Di quanto pensa sia stato sottostimato il numero totale dei contagiati?
«A luglio le stime dell'Istat indicavano circa 1,5 milioni di persone contagiate. Ma quando è stata effettuata la rilevazione probabilmente gli anticorpi cominciavano già a scomparire. Noi stimiamo circa 6 milioni di contagiati. E' ovviamente solo una stima approssimativa, ma è più vicina al numero reale del fenomeno».
Come è arrivato a questo calcolo?
«Scoprendo che gli anticorpi spariscono in pochi mesi nella stragrande maggioranza dei casi. Abbiamo testato, tra aprile e luglio, 720 dipendenti dell'ospedale, sia amministrativi in smartworking che gli operatori sanitari a contatto con i malati. In una prima rilevazione effettuata tra fine marzo e inizi aprile abbiamo scoperto che il 17 per cento era positivo e che aveva sviluppato gli anticorpi. In molti casi si trattava di persone asintomatiche o paucisintomatiche, che non sospettavamo nemmeno che fossero positive. In particolare, la percentuale di positività tra gli amministrativi è stata del 10 per cento, quella degli operatori sanitari del 20 per cento. Dopo tre mesi abbiamo effettuato una nuova rilevazione: ebbene, se ad aprile il 17 per cento era positivo al test, dopo tre mesi meno dell'1 per cento aveva ancora gli anticorpi. Con un semplice calcolo possiamo stimare che il dato dell'Istat è quasi sei volte più basso di quello che potrebbe essere il dato reale».
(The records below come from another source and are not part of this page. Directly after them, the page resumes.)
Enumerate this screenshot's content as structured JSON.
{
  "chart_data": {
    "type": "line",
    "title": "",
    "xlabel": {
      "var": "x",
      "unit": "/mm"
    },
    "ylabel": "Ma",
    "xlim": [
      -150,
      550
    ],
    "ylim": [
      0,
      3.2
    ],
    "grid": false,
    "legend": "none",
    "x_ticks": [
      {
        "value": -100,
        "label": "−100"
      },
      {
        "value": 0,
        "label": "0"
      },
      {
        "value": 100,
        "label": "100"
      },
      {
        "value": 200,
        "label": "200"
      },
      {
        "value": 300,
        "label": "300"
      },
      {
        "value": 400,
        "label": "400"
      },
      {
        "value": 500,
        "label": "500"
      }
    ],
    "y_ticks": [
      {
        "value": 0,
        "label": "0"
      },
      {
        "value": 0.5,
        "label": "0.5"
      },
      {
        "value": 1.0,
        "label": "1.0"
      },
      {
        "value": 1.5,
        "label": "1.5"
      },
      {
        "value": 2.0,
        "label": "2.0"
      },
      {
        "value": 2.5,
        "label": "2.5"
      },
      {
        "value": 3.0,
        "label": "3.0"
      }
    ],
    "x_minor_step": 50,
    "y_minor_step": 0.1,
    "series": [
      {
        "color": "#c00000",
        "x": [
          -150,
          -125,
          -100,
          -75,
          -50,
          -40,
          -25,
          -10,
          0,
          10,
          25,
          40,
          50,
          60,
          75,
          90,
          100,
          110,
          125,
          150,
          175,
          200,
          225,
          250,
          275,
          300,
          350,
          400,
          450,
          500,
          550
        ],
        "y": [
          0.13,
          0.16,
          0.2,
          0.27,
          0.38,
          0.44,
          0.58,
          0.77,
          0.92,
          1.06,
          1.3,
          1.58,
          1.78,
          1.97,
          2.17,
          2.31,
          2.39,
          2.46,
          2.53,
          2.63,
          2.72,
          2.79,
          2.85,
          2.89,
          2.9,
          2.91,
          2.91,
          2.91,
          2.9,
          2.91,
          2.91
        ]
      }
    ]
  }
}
In pratica, gli anticorpi che potrebbero dirci se in passato siamo stati contagiati o meno a un certo punto scompaiono?
«Proprio così. Più precisamente, la quantità degli anticorpi si riduce drasticamente nel tempo, tanto che non sono più rilevabili con gli attuali test a nostra disposizione. Io stesso, che avevo scoperto di essermi ammalato, ora non ho più gli anticorpi che dimostrano la mia passata positività».
Quali possono essere le implicazioni del vostro studio?
«Diverse. Primo: ci domandiamo se gli attuali test sierologici determinano o meno se una persona è stata contagiata o meno in passato. Secondo: ci chiediamo quanto durerà l'efficacia di un futuro vaccino».
E' probabile che l'immunità al virus Sars-Cov-2 duri molto poco e che quindi potremmo ammalarci più volte?
«Questa purtroppo è una possibilità. Tuttavia è anche possibile che il nostro sistema immunitario conservi in memoria il virus e che metta in circolo gli anticorpi solo nel momento in cui diventa necessario e che è per questo che dopo un po' non riusciamo a rivelarli con i nostri test».
Quale potrebbe essere l'ipotesi alternativa?
E' possibile che dovremmo abituarci all'idea che periodicamente ci toccherà fare i conti con il virus, anche se avremo fatto un vaccino. E' bene quindi prepararsi a ogni eventualità per evitare di essere nuovamente colti alla sprovvista».